Solaranlagen auf Freiflächen bieten ein beträchtliches Potenzial für die Energiewende, das unbedingt genutzt werden sollte. Dennoch besteht in der Öffentlichkeit die Sorge um Landnutzungskonflikte – vor allem zur Landwirtschaft. Eine vielsprechende Möglichkeit zur Vermeidung dieses Konflikts stellt das Konzept der Agriphotovoltaik (kurz APV) dar, das die gemeinsame Erschließung von Flächen sowohl für Photovoltaik als auch für die Landwirtschaft ermöglicht. Dieses Konzept steigert die Flächeneffizienz und bietet zudem Synergieeffekte und Möglichkeiten zur Umsetzung von Naturschutzzielen.
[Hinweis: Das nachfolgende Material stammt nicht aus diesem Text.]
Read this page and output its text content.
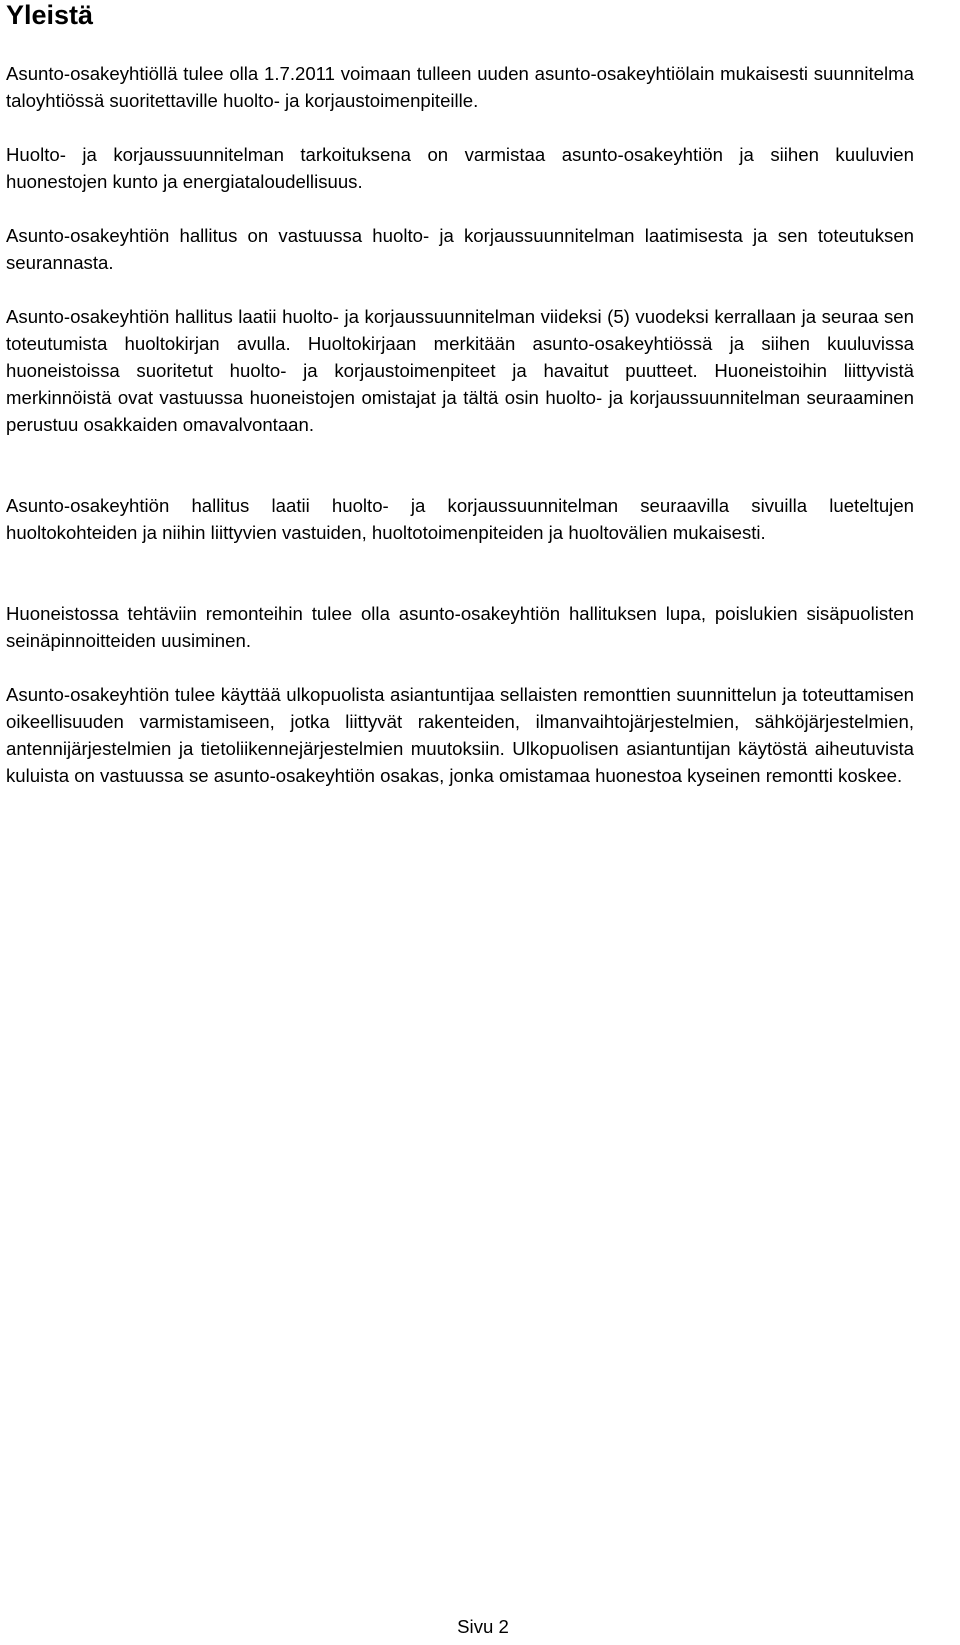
Yleistä

Asunto-osakeyhtiöllä tulee olla 1.7.2011 voimaan tulleen uuden asunto-osakeyhtiölain mukaisesti suunnitelma taloyhtiössä suoritettaville huolto- ja korjaustoimenpiteille.

Huolto- ja korjaussuunnitelman tarkoituksena on varmistaa asunto-osakeyhtiön ja siihen kuuluvien huonestojen kunto ja energiataloudellisuus.

Asunto-osakeyhtiön hallitus on vastuussa huolto- ja korjaussuunnitelman laatimisesta ja sen toteutuksen seurannasta.

Asunto-osakeyhtiön hallitus laatii huolto- ja korjaussuunnitelman viideksi (5) vuodeksi kerrallaan ja seuraa sen toteutumista huoltokirjan avulla. Huoltokirjaan merkitään asunto-osakeyhtiössä ja siihen kuuluvissa huoneistoissa suoritetut huolto- ja korjaustoimenpiteet ja havaitut puutteet. Huoneistoihin liittyvistä merkinnöistä ovat vastuussa huoneistojen omistajat ja tältä osin huolto- ja korjaussuunnitelman seuraaminen perustuu osakkaiden omavalvontaan.

Asunto-osakeyhtiön hallitus laatii huolto- ja korjaussuunnitelman seuraavilla sivuilla lueteltujen huoltokohteiden ja niihin liittyvien vastuiden, huoltotoimenpiteiden ja huoltovälien mukaisesti.

Huoneistossa tehtäviin remonteihin tulee olla asunto-osakeyhtiön hallituksen lupa, poislukien sisäpuolisten seinäpinnoitteiden uusiminen.

Asunto-osakeyhtiön tulee käyttää ulkopuolista asiantuntijaa sellaisten remonttien suunnittelun ja toteuttamisen oikeellisuuden varmistamiseen, jotka liittyvät rakenteiden, ilmanvaihtojärjestelmien, sähköjärjestelmien, antennijärjestelmien ja tietoliikennejärjestelmien muutoksiin. Ulkopuolisen asiantuntijan käytöstä aiheutuvista kuluista on vastuussa se asunto-osakeyhtiön osakas, jonka omistamaa huonestoa kyseinen remontti koskee.

Sivu 2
Das Potential der Photovoltaik macht Hoffnung für die Zukunft. Die Umstellung auf Erneuerbare Energien kann gelingen.

Johannes Jung

Die Grafik zur integrierten PV (1) und die folgende Grafik (2) werden mit freundlicher Genehmigung des ISE Freiburg veröffentlicht oder wurden in Anlehnung (3) erstellt.

Potentialberechnungen

 

Im Rahmen meiner Masterarbeit an der Universität Freiburg beschäftigte ich mich mit dem technisch umsetzbaren Potential von APV in der kreisfreien Stadt Freiburg im Breisgau inklusive des umliegenden Landkreises Breisgau-Hochschwarzwald. 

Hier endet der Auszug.